Assa was due in this morning, fully three-and-a-half days behind leg winner Illbruck and second-placed Amer Sports One. Assa Abloy's fall from grace was spectacular and sudden just under two weeks ago when navigator Mark Rudiger took them into a windless hole after rounding the island of Trindade in the western South Atlantic. The boat dropped from a solid second to an out-of-touch fifth in under a day and reports have been coming in that experienced sailors are calling the ensuing period the worst of their sailing lives.

The Assa Abloy arrival will be in stark contrast to any of the four so far, the elation of the crews that finished in the top four compounded by the wretched and worsening plight of the crews still at sea. "I know what those guys will be going though and they'll be hurting badly inside," said Amer Sports One skipper Grant Dalton last week before boarding a plane to fly to New Zealand to see his new daughter, who was born seven weeks prematurely while Dalton himself was still at sea. "It gets much worse when you know your mates are ashore and having a shower and a beer," said the skipper, who had time to come ashore, have several showers, several nights in a comfortable bed, a crew meeting, a sponsor's meeting and his long flight before the Assa crew got their first glimpse of Cape Town's Table Mountain.

The only mitigating factors in the episode for skipper Roy Heiner and his crew will be the fact that they are not now four days behind the leader but just four points.

But if the crew of Assa Abloy have found these last two weeks tough, behind them there is a real battle that has developed not just for competitive survival but physical survival too.

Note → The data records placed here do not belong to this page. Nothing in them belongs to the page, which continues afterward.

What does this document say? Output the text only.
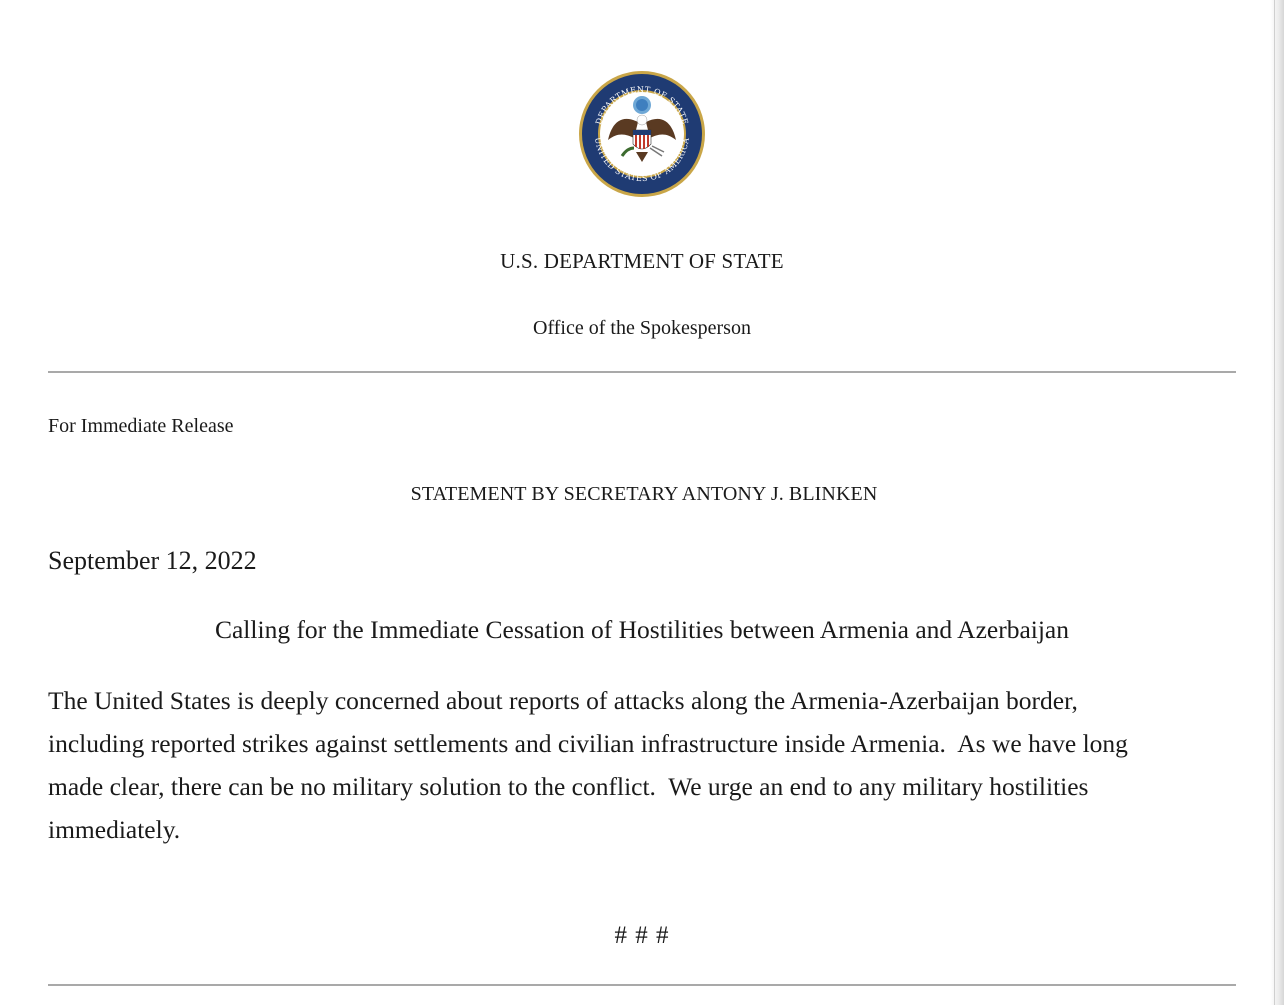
DEPARTMENT OF STATE
UNITED STATES OF AMERICA
U.S. DEPARTMENT OF STATE
Office of the Spokesperson
For Immediate Release
STATEMENT BY SECRETARY ANTONY J. BLINKEN
September 12, 2022
Calling for the Immediate Cessation of Hostilities between Armenia and Azerbaijan
The United States is deeply concerned about reports of attacks along the Armenia-Azerbaijan border,
including reported strikes against settlements and civilian infrastructure inside Armenia.  As we have long
made clear, there can be no military solution to the conflict.  We urge an end to any military hostilities
immediately.
# # #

The leaders took around three days longer than expected, at the back SEB, Djuice Dragons and the all-womens' Amer Sports Too will be more than a week adrift when they arrive and freeze-dried food and diesel shortages have been a real problem to add to the fact that their crews have taken a beating for a week from 40-knot headwinds.

In Cape Town the shore team of Amer Sports Too were discussing the request from skipper Lisa Charles for steaks and burgers to be brought to the dockside. "We've got be careful how we feed them back up," they said. "The way their bodies have acclimatised, if we're not careful it'll be one big steak and they'll be in hospital for the rest of the stopover."